Sanjeev Arora: Generalization and Equilibrium in Generative Adversarial Nets (GANs)

Abstract

This paper makes progress on several open theoretical issues related to Generative Adversarial Networks. A definition is provided for what it means for the training to generalize, and it is shown that generalization is not guaranteed for the popular distances between distributions such as Jensen-Shannon or Wasserstein. We introduce a new metric called neural net distance for which generalization does occur. We also show that an approximate pure equilibrium in the 2-player game exists for a natural training objective (Wasserstein). Showing such a result has been an open problem (for any training objective).
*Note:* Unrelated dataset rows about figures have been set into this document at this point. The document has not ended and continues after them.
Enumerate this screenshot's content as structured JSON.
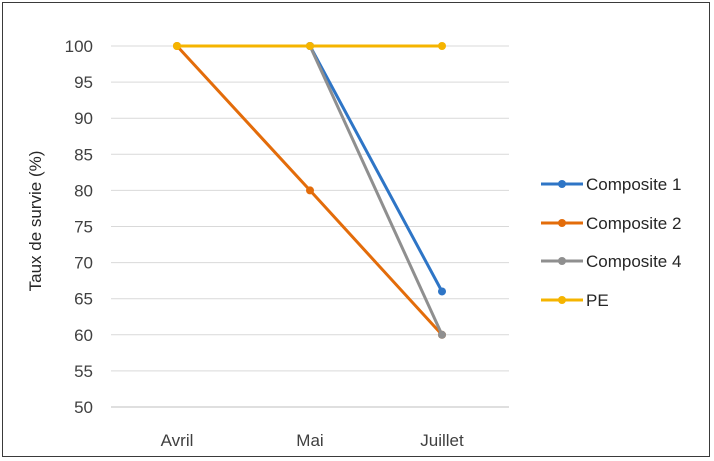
{
  "chart_data": {
    "type": "line",
    "title": "",
    "xlabel": "",
    "ylabel": "Taux de survie (%)",
    "categories": [
      "Avril",
      "Mai",
      "Juillet"
    ],
    "ylim": [
      50,
      100
    ],
    "yticks": [
      50,
      55,
      60,
      65,
      70,
      75,
      80,
      85,
      90,
      95,
      100
    ],
    "grid": "horizontal",
    "legend_position": "right",
    "series": [
      {
        "name": "Composite 1",
        "color": "#2e75c6",
        "values": [
          null,
          100,
          66
        ]
      },
      {
        "name": "Composite 2",
        "color": "#e36c0a",
        "values": [
          100,
          80,
          60
        ]
      },
      {
        "name": "Composite 4",
        "color": "#8f8f8f",
        "values": [
          null,
          100,
          60
        ]
      },
      {
        "name": "PE",
        "color": "#f5b400",
        "values": [
          100,
          100,
          100
        ]
      }
    ]
  }
}
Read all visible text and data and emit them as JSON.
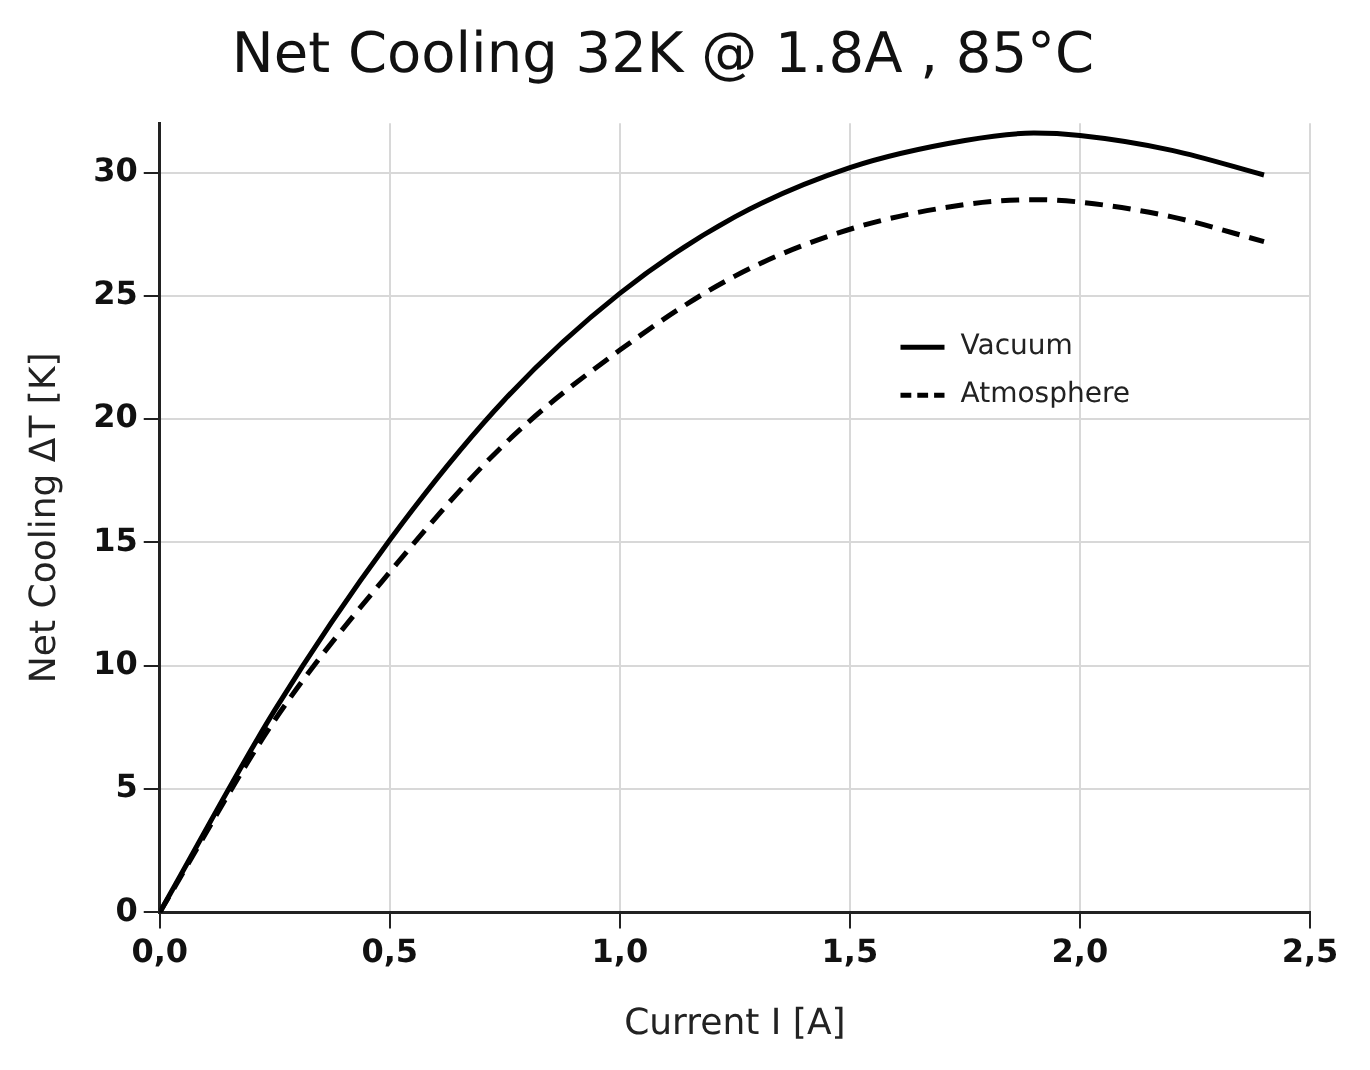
{
  "chart_data": {
    "type": "line",
    "title": "Net Cooling 32K @ 1.8A , 85°C",
    "xlabel": "Current I [A]",
    "ylabel": "Net Cooling ΔT [K]",
    "xlim": [
      0,
      2.5
    ],
    "xticks": [
      {
        "value": 0,
        "label": "0,0"
      },
      {
        "value": 0.5,
        "label": "0,5"
      },
      {
        "value": 1,
        "label": "1,0"
      },
      {
        "value": 1.5,
        "label": "1,5"
      },
      {
        "value": 2,
        "label": "2,0"
      },
      {
        "value": 2.5,
        "label": "2,5"
      }
    ],
    "ylim": [
      0,
      32
    ],
    "yticks": [
      0,
      5,
      10,
      15,
      20,
      25,
      30
    ],
    "grid": true,
    "legend": "top right",
    "marker": "none",
    "series": [
      {
        "name": "Vacuum",
        "color": "#000000",
        "line_style": "solid",
        "x": [
          0,
          0.25,
          0.5,
          0.75,
          1.0,
          1.25,
          1.5,
          1.75,
          1.9,
          2.0,
          2.2,
          2.4
        ],
        "values": [
          0,
          8.2,
          15.1,
          20.8,
          25.1,
          28.2,
          30.2,
          31.3,
          31.6,
          31.5,
          30.9,
          29.9
        ]
      },
      {
        "name": "Atmosphere",
        "color": "#000000",
        "line_style": "dashed",
        "x": [
          0,
          0.25,
          0.5,
          0.75,
          1.0,
          1.25,
          1.5,
          1.75,
          1.9,
          2.0,
          2.2,
          2.4
        ],
        "values": [
          0,
          7.8,
          13.8,
          19.0,
          22.8,
          25.8,
          27.7,
          28.7,
          28.9,
          28.8,
          28.2,
          27.2
        ]
      }
    ]
  }
}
Finally, the above theoretical ideas lead us to propose a new training protocol, MIX+GAN, which can be combined with any existing method. We present experiments showing that it stabilizes and improves some existing methods.

Slides

Bryan Russell: ActionVLAD: Learning spatio-temporal aggregation for action classification

Abstract

In this talk I will describe ActionVLAD, a new video representation for action classification that aggregates local convolutional features across the entire spatio-temporal extent of a video. The resulting architecture is end-to-end trainable for whole-video classification. We show that our representation outperforms a two-stream base architecture by a large margin (13% relative) as well as outperforms other baselines with comparable base architectures on the public HMDB51, UCF101, and Charades video classification benchmarks.

Bio

Bryan Russell is a Research Scientist at Adobe Research in San Francisco. He received his Ph.D. from MIT in the Computer Science and Artificial Intelligence Laboratory under the supervision of Professors Bill Freeman and Antonio Torralba. He was a post-doctoral fellow in the INRIA Willow team at the Département d’Informatique of Ecole Normale Supérieure in Paris, France. He was a Research Scientist with Intel Labs as part of the Intel Science and Technology Center for Visual Computing (ISTC-VC) and was Affiliate Faculty at the University of Washington.